Sunday, April 17, 2011

Cloud 9

Sharing a building with an urban karate dojo, a small, quaint shop has set up, since last year. The front is all glass, with a high grey McDonalds-style countertop braced to the window panes. The seats assigned to this countertop, so high my legs dangle a foot off the ground, are four in number, backless, white and chrome. Walking in, though, you first notice a sign saying “Start here” in sloping, curving letters. The poster is blue. The second thing you notice is that the shop is nestled in a giant, blue-tiled U-shaped wall that funnels everyone through its bow.

Upon inspection of the dispensers on the wall just past the sign, and the small mountain of large, bowlish cups, I felt for a second that this shop had stolen the Golden Corral’s yogurt machines. Upon pouring some of the chocolate yogurt, just one of ten or twelve flavors there, I notice a consistency in the yogurt that told of greater quality than the yogurt I used to want to go to Ryan’s solely to eat. After dumping half of the condiments available into the cup after the yogurt, paying for the yogurt, and having it skewered by a spoon, I notice the other half of the available delicacies. Cupcakes with the largest tops I have ever seen dotted the landscape behind a glass pane. The server, who, according to the receipt, was named Michael, told me about the cupcakes. He was loading twenty of them into a holder, “for the people who’re fixing my car. This is just a little thank-you”, he said. Touched by this, I went to sit down at the aforementioned counter-top.

Before I sat down, I noticed the lights. They hung from the ceiling, all white, layered like a tight Sydney Opera House, or one of those pink wildflowers, except white as anything. If ever I wanted to shoplift, I had the most incredible urge to. Those lights are maybe the most amazing thing I’ve ever seen.

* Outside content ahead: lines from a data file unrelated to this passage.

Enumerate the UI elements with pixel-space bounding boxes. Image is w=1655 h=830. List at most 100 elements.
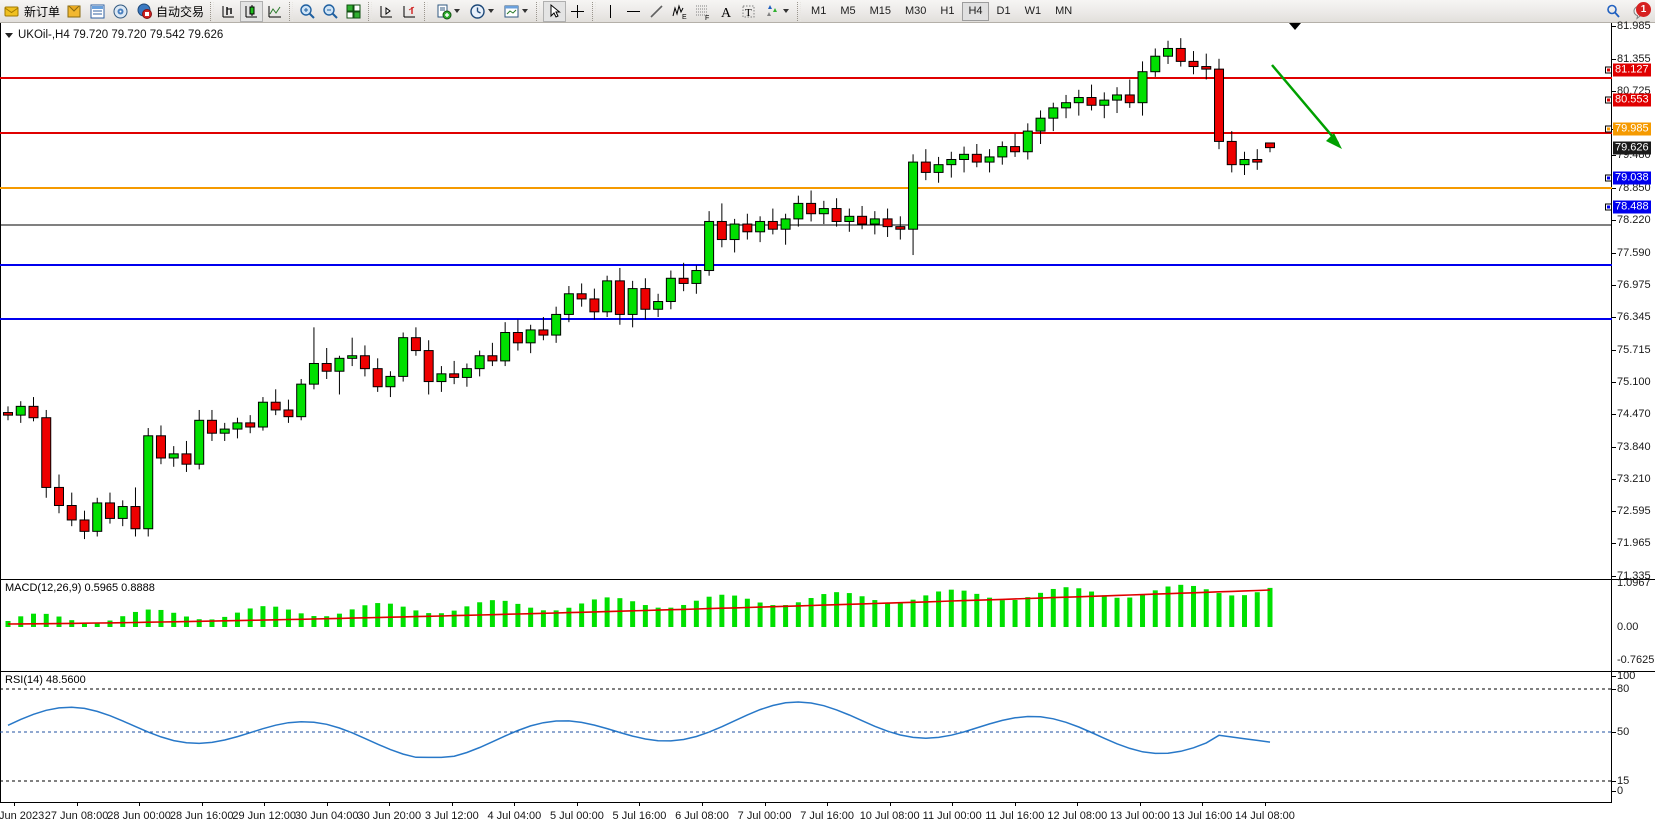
chart-menu-caret-icon[interactable] <box>5 32 13 38</box>
macd-histogram-bar <box>120 616 126 627</box>
time-tick <box>389 802 391 806</box>
shift-end-button[interactable] <box>375 1 398 22</box>
rsi-tick <box>1612 732 1616 733</box>
new-order-button[interactable]: 新订单 <box>0 0 63 22</box>
toolbar-separator <box>536 1 541 21</box>
horizontal-line-button[interactable] <box>622 1 645 22</box>
price-scale[interactable]: 81.98581.35580.72579.98579.48078.85078.2… <box>1605 20 1655 802</box>
candle-body <box>1061 102 1072 109</box>
down-trend-arrow[interactable] <box>1271 64 1342 149</box>
rsi-scale-label: 50 <box>1617 726 1630 738</box>
candle-body <box>959 153 970 160</box>
bar-chart-button[interactable] <box>217 1 240 22</box>
templates-caret-icon[interactable] <box>454 9 461 13</box>
elliott-wave-button[interactable]: E <box>668 1 691 22</box>
candle-body <box>257 401 268 428</box>
trendline-icon <box>650 4 663 18</box>
candlestick-chart-button[interactable] <box>240 0 264 22</box>
data-window-icon <box>90 4 105 18</box>
shapes-icon <box>767 4 778 16</box>
price-badge-pivot-line[interactable]: 79.985 <box>1613 122 1651 136</box>
level-handle-icon[interactable] <box>1605 96 1612 104</box>
price-tick-label: 76.975 <box>1617 278 1651 291</box>
period-button[interactable] <box>465 0 499 22</box>
text-label-button[interactable]: T <box>737 1 760 22</box>
expert-advisor-button[interactable] <box>63 1 86 22</box>
time-tick <box>1202 802 1204 806</box>
chart-area[interactable]: UKOil-,H4 79.720 79.720 79.542 79.626 MA… <box>0 20 1655 830</box>
search-button[interactable] <box>1602 1 1625 22</box>
price-badge-support-line[interactable]: 79.038 <box>1613 171 1651 185</box>
data-window-button[interactable] <box>86 1 109 22</box>
line-chart-button[interactable] <box>263 1 286 22</box>
candle-body <box>104 502 115 519</box>
timeframe-m5[interactable]: M5 <box>840 5 856 17</box>
indicators-caret-icon[interactable] <box>522 9 529 13</box>
candle-body <box>1226 140 1237 166</box>
templates-button[interactable] <box>431 0 465 22</box>
macd-histogram-bar <box>413 610 419 627</box>
svg-text:T: T <box>745 7 752 19</box>
timeframe-d1[interactable]: D1 <box>996 5 1011 17</box>
price-badge-last-price[interactable]: 79.626 <box>1613 141 1651 155</box>
macd-histogram-bar <box>145 609 151 627</box>
price-badge-resistance-line[interactable]: 80.553 <box>1613 93 1651 107</box>
macd-histogram-bar <box>1063 587 1069 627</box>
tile-windows-button[interactable] <box>342 1 365 22</box>
candle-body <box>296 383 307 418</box>
timeframe-h4[interactable]: H4 <box>962 1 989 21</box>
timeframe-m1[interactable]: M1 <box>811 5 827 17</box>
shapes-caret-icon[interactable] <box>783 9 790 13</box>
price-badge-support-line[interactable]: 78.488 <box>1613 200 1651 214</box>
price-axis-line <box>1611 23 1612 802</box>
level-handle-icon[interactable] <box>1605 66 1612 74</box>
notifications-button[interactable]: 1 <box>1625 1 1655 22</box>
rsi-tick <box>1612 676 1616 677</box>
level-handle-icon[interactable] <box>1605 125 1612 133</box>
timeframe-w1[interactable]: W1 <box>1024 5 1042 17</box>
macd-histogram-bar <box>1050 588 1056 627</box>
macd-histogram-bar <box>706 596 712 627</box>
price-badge-resistance-line[interactable]: 81.127 <box>1613 63 1651 77</box>
timeframe-m30[interactable]: M30 <box>905 5 927 17</box>
vertical-line-button[interactable] <box>599 1 622 22</box>
zoom-in-button[interactable] <box>296 1 319 22</box>
time-tick <box>201 802 203 806</box>
elliott-wave-icon: E <box>672 3 687 21</box>
macd-histogram-bar <box>30 613 36 627</box>
period-caret-icon[interactable] <box>488 9 495 13</box>
indicators-button[interactable] <box>499 0 533 22</box>
trendline-button[interactable] <box>645 1 668 22</box>
macd-histogram-bar <box>222 616 228 627</box>
level-handle-icon[interactable] <box>1605 203 1612 211</box>
candle-body <box>143 435 154 530</box>
fibonacci-button[interactable]: F <box>691 1 714 22</box>
chart-symbol-header: UKOil-,H4 79.720 79.720 79.542 79.626 <box>5 29 223 41</box>
price-tick-label: 81.355 <box>1617 52 1651 65</box>
line-chart-icon <box>268 5 282 17</box>
time-tick-label: 14 Jul 08:00 <box>1234 810 1295 822</box>
navigator-button[interactable] <box>109 1 132 22</box>
toolbar-separator <box>797 1 802 21</box>
zoom-out-button[interactable] <box>319 1 342 22</box>
time-tick-label: 6 Jul 08:00 <box>675 810 729 822</box>
macd-histogram-bar <box>375 603 381 627</box>
macd-histogram-bar <box>923 595 929 627</box>
macd-histogram-bar <box>974 593 980 627</box>
shapes-button[interactable] <box>760 0 794 22</box>
auto-scroll-button[interactable] <box>398 1 421 22</box>
level-handle-icon[interactable] <box>1605 174 1612 182</box>
macd-histogram-bar <box>426 613 432 627</box>
auto-trading-button[interactable]: 自动交易 <box>132 0 207 22</box>
cursor-button[interactable] <box>543 0 567 22</box>
text-button[interactable]: A <box>714 1 737 22</box>
plot-left-border <box>0 23 1 802</box>
timeframe-mn[interactable]: MN <box>1055 5 1073 17</box>
macd-histogram-bar <box>1203 589 1209 627</box>
macd-histogram-bar <box>260 606 266 627</box>
crosshair-button[interactable] <box>566 1 589 22</box>
timeframe-h1[interactable]: H1 <box>940 5 955 17</box>
timeframe-m15[interactable]: M15 <box>869 5 891 17</box>
macd-histogram-bar <box>528 607 534 627</box>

As I ate, I noticed the bear I had left there, for donations to a cancer society. The bear was purchased at the Super Target just five hundred feet from the shop, the animal crackers inside eaten, the container washed out,  a hole cut in the top, and a sign asking for change taped to both sides. This bear was slowly being filled, and last I’ve seen of it, it’s eaten maybe a modest sum of kindness. I spoke to the bear and, as I ate the yogurt, he and I had had a very nice conversation. He had spent most of the day being watched by nearly everyone who frequented the place, weighing down several issues of Snap! Roswell, a couple of flyers, and, of course, the kindness inside. The bear and I moved onto other topics, and as I finished my yogurt, I asked if I could get m good friend, the bear, anything to eat. In polite response, he told me he helped me quite enough. What a bear.

I bid Michael adieu, leaving the shop in a great mood. As I went to my car, I turned to look at the name of the shop: Cloud 9. A vernacular used to relate moments of great elation joy, and peace. When you’ve reached the highpoint of your life, when you’ve just gotten married after winning the lottery, when you sink a hole in one for all eighteen rounds. When you get an A in every final, and get that scholarship that nobody ever gets. Then, you’re on Cloud 9. Purchasing a cup of yogurt and only paying six dollars gives you much the same elation, apparently.

Then I realized I forgot to get my punch card punched for that purchase. You owe me a punch, Mike.